Department of Physics, NCU
NOPAIN: A Method for Efficient Evaluation of Quantum Nonlocal Operators with Applications to Solids
Speaker
Dr. Ying-Chih Chen
Physics Department, McGill University
Date 2019.02.21 (Thur)
Time 14:00-16:00
Place S4-208I (Center for Mathematics and Theoretical Physics)
Abstract:
The computation efficiency of numerical atomic orbitals (NAOs) is high due to its localized property, i.e., the orbital spatial value is strictly zero beyond a given radius cutoff. If two NAOs do not spatially overlap, the matrix element of any local operator is zero. This makes NAOs attractive for the research of order-N methods, for which the computational scaling is linear with the basis size N. However, the matrix element of a nonlocal operator is not always zero if two NAOs do not spatially overlap. Thus all matrix elements should be calculated to ensure accuracy. While this is not a problem for isolated systems like molecules, an artificial distance truncation is usually applied for periodic systems. The artificial distance truncation assumes that if the distance between two atoms is larger than a manually defined distance, the corresponding matrix element is zero. This assumption is in general not true since the Coulomb operator, as well as many other nonlocal operators, are long-range. Its spatial interaction strength decays slowly and such approximation degrades accuracy.

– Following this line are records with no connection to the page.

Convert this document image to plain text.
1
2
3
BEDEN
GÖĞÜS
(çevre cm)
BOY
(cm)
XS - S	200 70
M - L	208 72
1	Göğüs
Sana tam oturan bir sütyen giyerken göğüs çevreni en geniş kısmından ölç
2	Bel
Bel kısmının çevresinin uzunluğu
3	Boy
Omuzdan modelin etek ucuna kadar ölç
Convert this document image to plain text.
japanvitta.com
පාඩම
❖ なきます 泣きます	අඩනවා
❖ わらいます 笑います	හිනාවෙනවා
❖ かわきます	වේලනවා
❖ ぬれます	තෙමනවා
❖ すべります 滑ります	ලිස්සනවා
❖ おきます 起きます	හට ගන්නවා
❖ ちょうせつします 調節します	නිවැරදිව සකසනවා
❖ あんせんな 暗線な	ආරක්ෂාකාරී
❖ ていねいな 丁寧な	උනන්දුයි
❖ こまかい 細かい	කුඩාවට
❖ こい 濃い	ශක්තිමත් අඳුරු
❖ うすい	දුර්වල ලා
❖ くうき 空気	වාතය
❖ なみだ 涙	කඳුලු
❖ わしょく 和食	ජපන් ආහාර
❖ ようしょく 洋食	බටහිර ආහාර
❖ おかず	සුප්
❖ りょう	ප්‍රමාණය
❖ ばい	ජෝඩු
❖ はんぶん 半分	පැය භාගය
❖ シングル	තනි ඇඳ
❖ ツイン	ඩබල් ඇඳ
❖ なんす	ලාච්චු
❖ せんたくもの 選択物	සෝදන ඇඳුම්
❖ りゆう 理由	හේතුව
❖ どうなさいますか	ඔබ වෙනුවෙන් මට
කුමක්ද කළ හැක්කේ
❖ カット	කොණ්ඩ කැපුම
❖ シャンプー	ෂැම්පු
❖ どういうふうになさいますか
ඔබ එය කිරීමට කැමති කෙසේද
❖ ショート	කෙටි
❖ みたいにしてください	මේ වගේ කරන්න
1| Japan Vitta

We solved this problem by developing a novel method which combines plane waves (PWs) and NAOs to efficiently evaluate nonlocal operators under periodic boundary conditions. Our method is denoted as NOPAIN (Nonlocal Operators with Plane wAves Integrated into Numerical atomic orbitals). Nonlocal operators are first expanded using PWs and then transformed to an NAO representation so that the problem of distance-truncation is avoided. In the meantime, the computation complexity is reduced due to NAO basis sets, thus makes this method applicable to large systems. The general formalism has been implemented in the RESCU package, a MATLAB-based density-functional theory (DFT) software, within the hybrid functional approach where the nonlocal operator is the (short-range) Fock exchange. Comparison of electronic structures of a wide range of semiconductors to a pure PW scheme validates the accuracy of NOPAIN. Furthermore, we applied our method to two realistic systems which require the hybrid-functional to accurately calculate the band gap and the band alignment. Both systems contain hundreds to a thousand atoms in the supercell which could hardly be investigated at the hybrid-functional level before even using supercomputers.